Lord Henley: The total cost per year of sham marriages to public funds is not known. A marriage certificate alone does not give foreign nationals the right to live and work in the United Kingdom. Applications based on marriage or civil partnership where there is evidence of sham behaviour will be refused and action will be taken to remove the applicant from the United Kingdom. There will be no impact on public funds in these cases because no leave or residence will have been granted on the basis of the marriage or civil partnership.

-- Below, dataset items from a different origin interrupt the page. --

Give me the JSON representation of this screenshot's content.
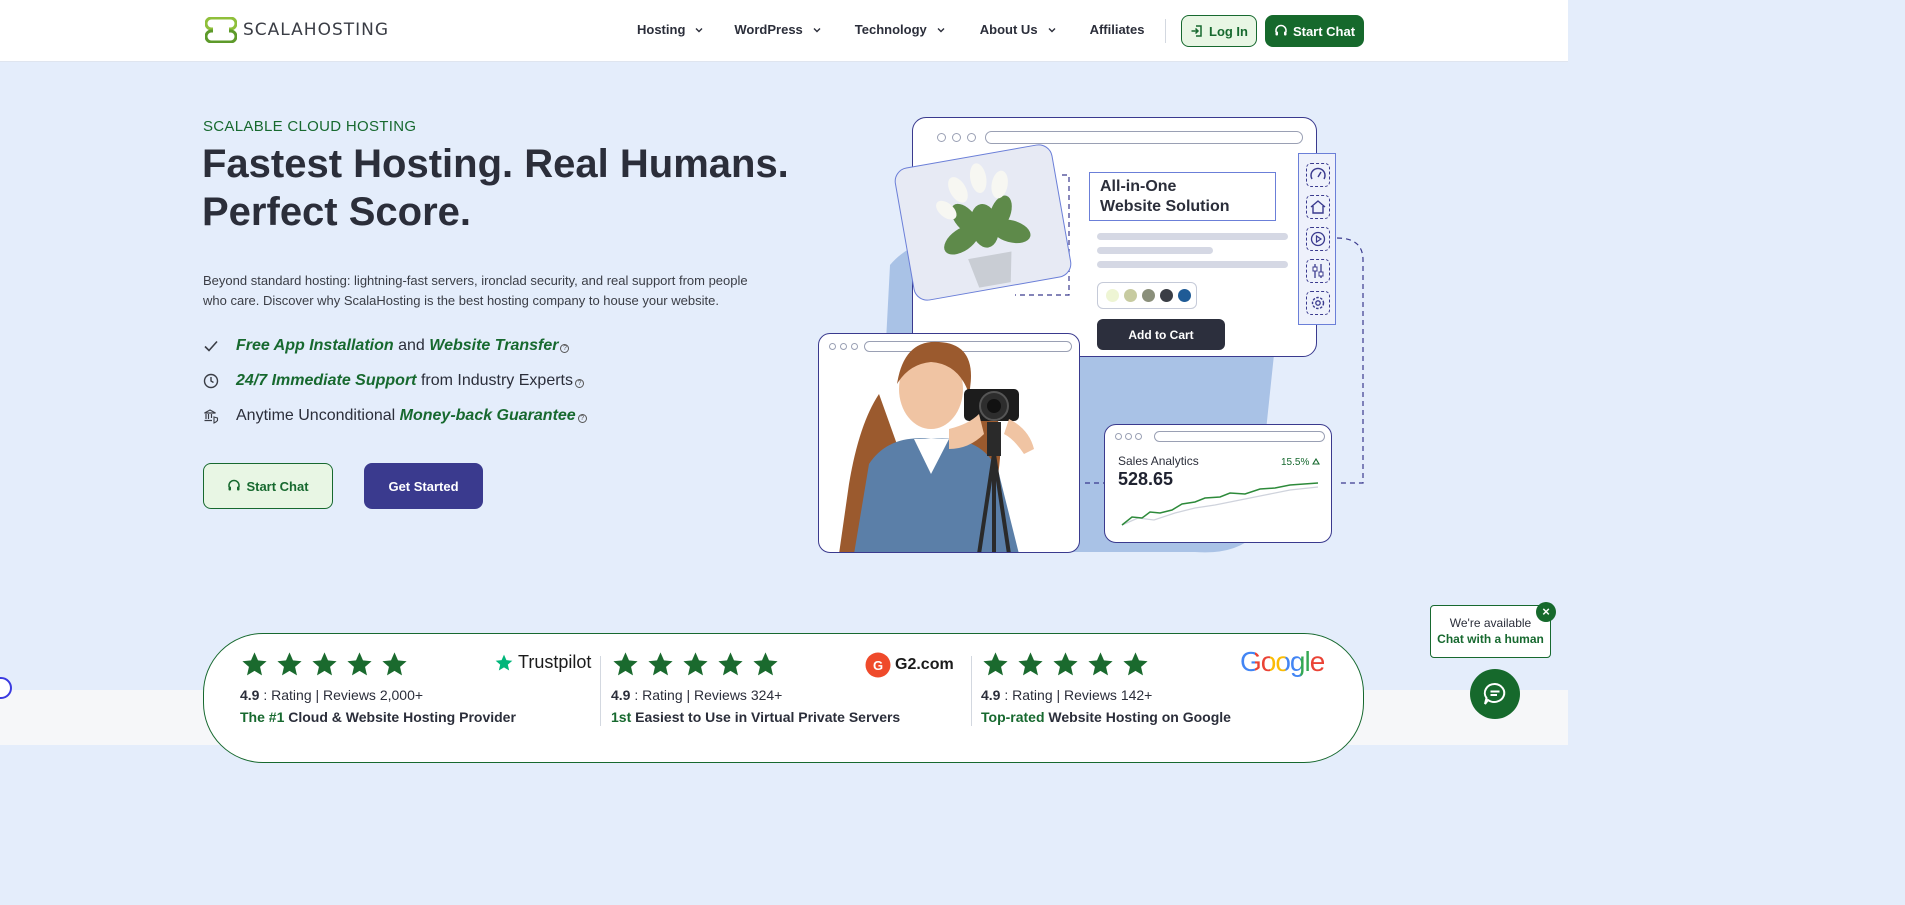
{
  "header": {
    "logo_text": "SCALAHOSTING",
    "nav": [
      {
        "label": "Hosting",
        "has_dropdown": true
      },
      {
        "label": "WordPress",
        "has_dropdown": true
      },
      {
        "label": "Technology",
        "has_dropdown": true
      },
      {
        "label": "About Us",
        "has_dropdown": true
      },
      {
        "label": "Affiliates",
        "has_dropdown": false
      }
    ],
    "login_label": "Log In",
    "start_chat_label": "Start Chat"
  },
  "hero": {
    "eyebrow": "SCALABLE CLOUD HOSTING",
    "title_line1": "Fastest Hosting. Real Humans.",
    "title_line2": "Perfect Score.",
    "description": "Beyond standard hosting: lightning-fast servers, ironclad security, and real support from people who care. Discover why ScalaHosting is the best hosting company to house your website.",
    "features": [
      {
        "icon": "check-icon",
        "em1": "Free App Installation",
        "mid": " and ",
        "em2": "Website Transfer",
        "tail": ""
      },
      {
        "icon": "clock-icon",
        "em1": "24/7 Immediate Support",
        "mid": " from Industry Experts",
        "em2": "",
        "tail": ""
      },
      {
        "icon": "bank-shield-icon",
        "pre": "Anytime Unconditional ",
        "em1": "Money-back Guarantee",
        "mid": "",
        "em2": "",
        "tail": ""
      }
    ],
    "start_chat_label": "Start Chat",
    "get_started_label": "Get Started"
  },
  "illustration": {
    "aio_line1": "All-in-One",
    "aio_line2": "Website Solution",
    "add_to_cart": "Add to Cart",
    "swatch_colors": [
      "#eef5d4",
      "#c7cba0",
      "#8a8f7a",
      "#3a3d45",
      "#1f5b96"
    ],
    "analytics_label": "Sales Analytics",
    "analytics_value": "528.65",
    "analytics_change": "15.5%",
    "tool_icons": [
      "speedometer-icon",
      "home-icon",
      "play-icon",
      "sliders-icon",
      "settings-icon"
    ]
  },
  "ratings": [
    {
      "brand": "Trustpilot",
      "stars": 5,
      "score": "4.9",
      "meta": " : Rating | Reviews 2,000+",
      "tag_em": "The #1",
      "tag_rest": " Cloud & Website Hosting Provider"
    },
    {
      "brand": "G2.com",
      "stars": 5,
      "score": "4.9",
      "meta": " : Rating | Reviews 324+",
      "tag_em": "1st",
      "tag_rest": " Easiest to Use in Virtual Private Servers"
    },
    {
      "brand": "Google",
      "stars": 5,
      "score": "4.9",
      "meta": " : Rating | Reviews 142+",
      "tag_em": "Top-rated",
      "tag_rest": " Website Hosting on Google"
    }
  ],
  "chat_widget": {
    "line1": "We're available",
    "line2": "Chat with a human"
  },
  "colors": {
    "brand_green": "#16692c",
    "accent_purple": "#3a3a8e",
    "hero_bg": "#e4edfb"
  }
}
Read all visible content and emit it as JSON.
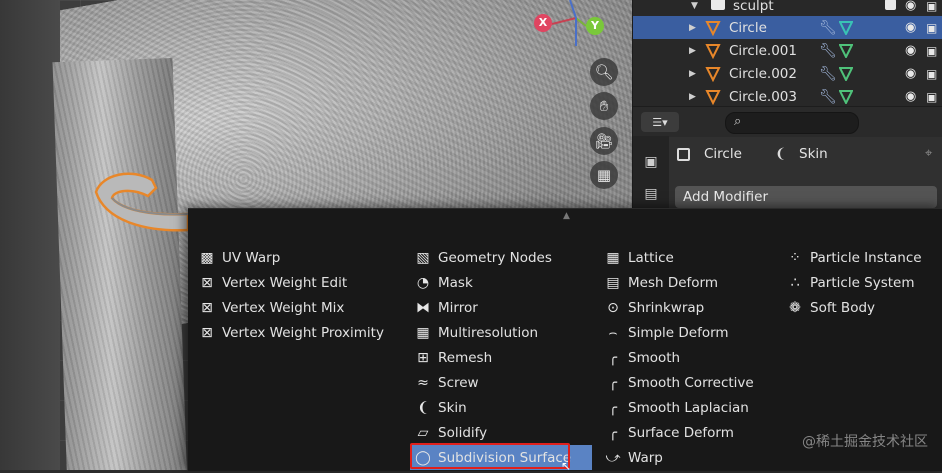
{
  "outliner": {
    "rows": [
      {
        "name": "sculpt",
        "type": "collection",
        "selected": false
      },
      {
        "name": "Circle",
        "type": "mesh",
        "selected": true
      },
      {
        "name": "Circle.001",
        "type": "mesh",
        "selected": false
      },
      {
        "name": "Circle.002",
        "type": "mesh",
        "selected": false
      },
      {
        "name": "Circle.003",
        "type": "mesh",
        "selected": false
      }
    ]
  },
  "gizmo": {
    "x_label": "X",
    "y_label": "Y"
  },
  "properties": {
    "object_name": "Circle",
    "modifier_name": "Skin",
    "add_modifier_label": "Add Modifier"
  },
  "menu": {
    "columns": [
      [
        {
          "label": "UV Warp",
          "icon": "uv-warp-icon"
        },
        {
          "label": "Vertex Weight Edit",
          "icon": "vertex-weight-icon"
        },
        {
          "label": "Vertex Weight Mix",
          "icon": "vertex-weight-icon"
        },
        {
          "label": "Vertex Weight Proximity",
          "icon": "vertex-weight-icon"
        }
      ],
      [
        {
          "label": "Geometry Nodes",
          "icon": "geometry-nodes-icon"
        },
        {
          "label": "Mask",
          "icon": "mask-icon"
        },
        {
          "label": "Mirror",
          "icon": "mirror-icon"
        },
        {
          "label": "Multiresolution",
          "icon": "multires-icon"
        },
        {
          "label": "Remesh",
          "icon": "remesh-icon"
        },
        {
          "label": "Screw",
          "icon": "screw-icon"
        },
        {
          "label": "Skin",
          "icon": "skin-icon"
        },
        {
          "label": "Solidify",
          "icon": "solidify-icon"
        },
        {
          "label": "Subdivision Surface",
          "icon": "subsurf-icon",
          "highlighted": true
        }
      ],
      [
        {
          "label": "Lattice",
          "icon": "lattice-icon"
        },
        {
          "label": "Mesh Deform",
          "icon": "mesh-deform-icon"
        },
        {
          "label": "Shrinkwrap",
          "icon": "shrinkwrap-icon"
        },
        {
          "label": "Simple Deform",
          "icon": "simple-deform-icon"
        },
        {
          "label": "Smooth",
          "icon": "smooth-icon"
        },
        {
          "label": "Smooth Corrective",
          "icon": "smooth-icon"
        },
        {
          "label": "Smooth Laplacian",
          "icon": "smooth-icon"
        },
        {
          "label": "Surface Deform",
          "icon": "smooth-icon"
        },
        {
          "label": "Warp",
          "icon": "warp-icon"
        }
      ],
      [
        {
          "label": "Particle Instance",
          "icon": "particle-instance-icon"
        },
        {
          "label": "Particle System",
          "icon": "particle-system-icon"
        },
        {
          "label": "Soft Body",
          "icon": "soft-body-icon"
        }
      ]
    ]
  },
  "watermark": "@稀土掘金技术社区",
  "colors": {
    "selection": "#3a5ea0",
    "highlight": "#5a83c4",
    "annotation": "#e0201c",
    "accent_orange": "#e8872a"
  }
}
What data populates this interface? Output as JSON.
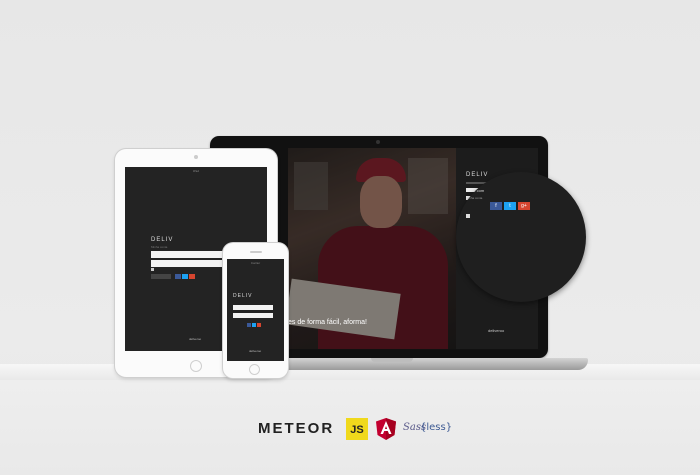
{
  "laptop": {
    "tagline": "es de forma fácil, aforma!",
    "panel_title": "DELIV",
    "panel_footer": "deliveroo",
    "zoom": {
      "title": "Entre com",
      "subtitle": "Minha conta",
      "social": [
        "f",
        "t",
        "g+"
      ]
    }
  },
  "tablet": {
    "status": "iPad",
    "logo": "DELIV",
    "subtitle": "Minha conta",
    "footer": "deliveroo"
  },
  "phone": {
    "status": "Carrier",
    "logo": "DELIV",
    "footer": "deliveroo"
  },
  "tech_logos": {
    "meteor": "METEOR",
    "js": "JS",
    "sass": "Sass",
    "less": "{less}"
  },
  "colors": {
    "facebook": "#3b5998",
    "twitter": "#1da1f2",
    "google": "#d6452f",
    "js_yellow": "#f0d91c",
    "angular_red": "#c3002f"
  }
}
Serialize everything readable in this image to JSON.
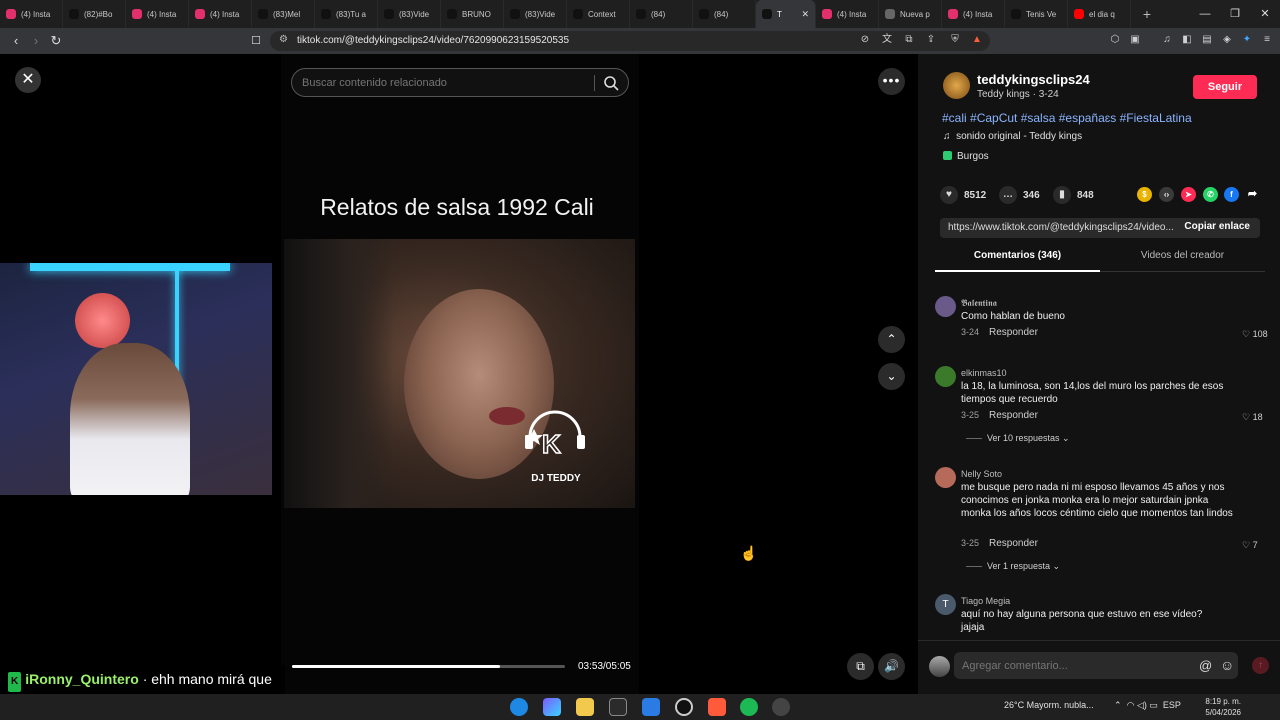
{
  "browser": {
    "tabs": [
      {
        "label": "(4) Insta",
        "color": "#e1306c"
      },
      {
        "label": "(82)#Bo",
        "color": "#111111"
      },
      {
        "label": "(4) Insta",
        "color": "#e1306c"
      },
      {
        "label": "(4) Insta",
        "color": "#e1306c"
      },
      {
        "label": "(83)Mel",
        "color": "#111111"
      },
      {
        "label": "(83)Tu a",
        "color": "#111111"
      },
      {
        "label": "(83)Vide",
        "color": "#111111"
      },
      {
        "label": "BRUNO",
        "color": "#111111"
      },
      {
        "label": "(83)Vide",
        "color": "#111111"
      },
      {
        "label": "Context",
        "color": "#111111"
      },
      {
        "label": "(84)",
        "color": "#111111"
      },
      {
        "label": "(84)",
        "color": "#111111"
      },
      {
        "label": "T",
        "color": "#111111",
        "active": true
      },
      {
        "label": "(4) Insta",
        "color": "#e1306c"
      },
      {
        "label": "Nueva p",
        "color": "#666666"
      },
      {
        "label": "(4) Insta",
        "color": "#e1306c"
      },
      {
        "label": "Tenis Ve",
        "color": "#111111"
      },
      {
        "label": "el dia q",
        "color": "#ff0000"
      }
    ],
    "url": "tiktok.com/@teddykingsclips24/video/7620990623159520535"
  },
  "player": {
    "search_placeholder": "Buscar contenido relacionado",
    "video_title": "Relatos de salsa 1992 Cali",
    "watermark": "DJ TEDDY",
    "time": "03:53/05:05",
    "progress": 0.762
  },
  "chat": {
    "user": "iRonny_Quintero",
    "message": "· ehh mano mirá que mi me interesa mucho sobre la cali vieja"
  },
  "creator": {
    "name": "teddykingsclips24",
    "sub": "Teddy kings · 3-24",
    "follow": "Seguir",
    "hashtags": "#cali #CapCut #salsa #españaɛs #FiestaLatina",
    "sound": "sonido original - Teddy kings",
    "location": "Burgos"
  },
  "stats": {
    "likes": "8512",
    "comments": "346",
    "saves": "848"
  },
  "link": {
    "url": "https://www.tiktok.com/@teddykingsclips24/video...",
    "copy": "Copiar enlace"
  },
  "tabs_panel": {
    "comments": "Comentarios (346)",
    "videos": "Videos del creador"
  },
  "comments": [
    {
      "user": "𝕭𝖆𝖑𝖊𝖓𝖙𝖎𝖓𝖆",
      "text": "Como hablan de bueno",
      "date": "3-24",
      "reply": "Responder",
      "likes": "108",
      "avatar": "#6a5a8a"
    },
    {
      "user": "elkinmas10",
      "text": "la 18, la luminosa, son 14,los del muro los parches de esos tiempos que recuerdo",
      "date": "3-25",
      "reply": "Responder",
      "likes": "18",
      "more": "Ver 10 respuestas ⌄",
      "avatar": "#3b7a2a"
    },
    {
      "user": "Nelly Soto",
      "text": "me busque pero nada ni mi esposo llevamos 45 años y nos conocimos en jonka monka era lo mejor saturdain jpnka monka los años locos céntimo cielo que momentos tan lindos",
      "date": "3-25",
      "reply": "Responder",
      "likes": "7",
      "more": "Ver 1 respuesta ⌄",
      "avatar": "#b56a5a"
    },
    {
      "user": "Tiago Megia",
      "text": "aquí no hay alguna persona que estuvo en ese vídeo? jajaja",
      "avatar": "#4a5a6a",
      "initial": "T"
    }
  ],
  "comment_bar": {
    "placeholder": "Agregar comentario..."
  },
  "taskbar": {
    "weather": "26°C  Mayorm. nubla...",
    "lang": "ESP",
    "time": "8:19 p. m.",
    "date": "5/04/2026"
  }
}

The Minister of State, Ministry of Justice (Lord McNally): A couple whose marriage is legally valid in the country where it took place should be recognised as legally married in England and Wales. In such cases the couple will remain legally married to each other until the marriage is ended though divorce, annulment or the death of either party. This includes legally valid marriages which are declared "bogus" and/or were only entered into for immigration purposes. The couple will remain unable legally to remarry someone else until they are legally free to marry again.
To ask Her Majesty's Government whether they intend to discuss with the Government of India their commitment to human rights following the sentence of capital punishment in the case of Balwant Singh Rajoana; and if so, what matters they intend to raise.[HL16673]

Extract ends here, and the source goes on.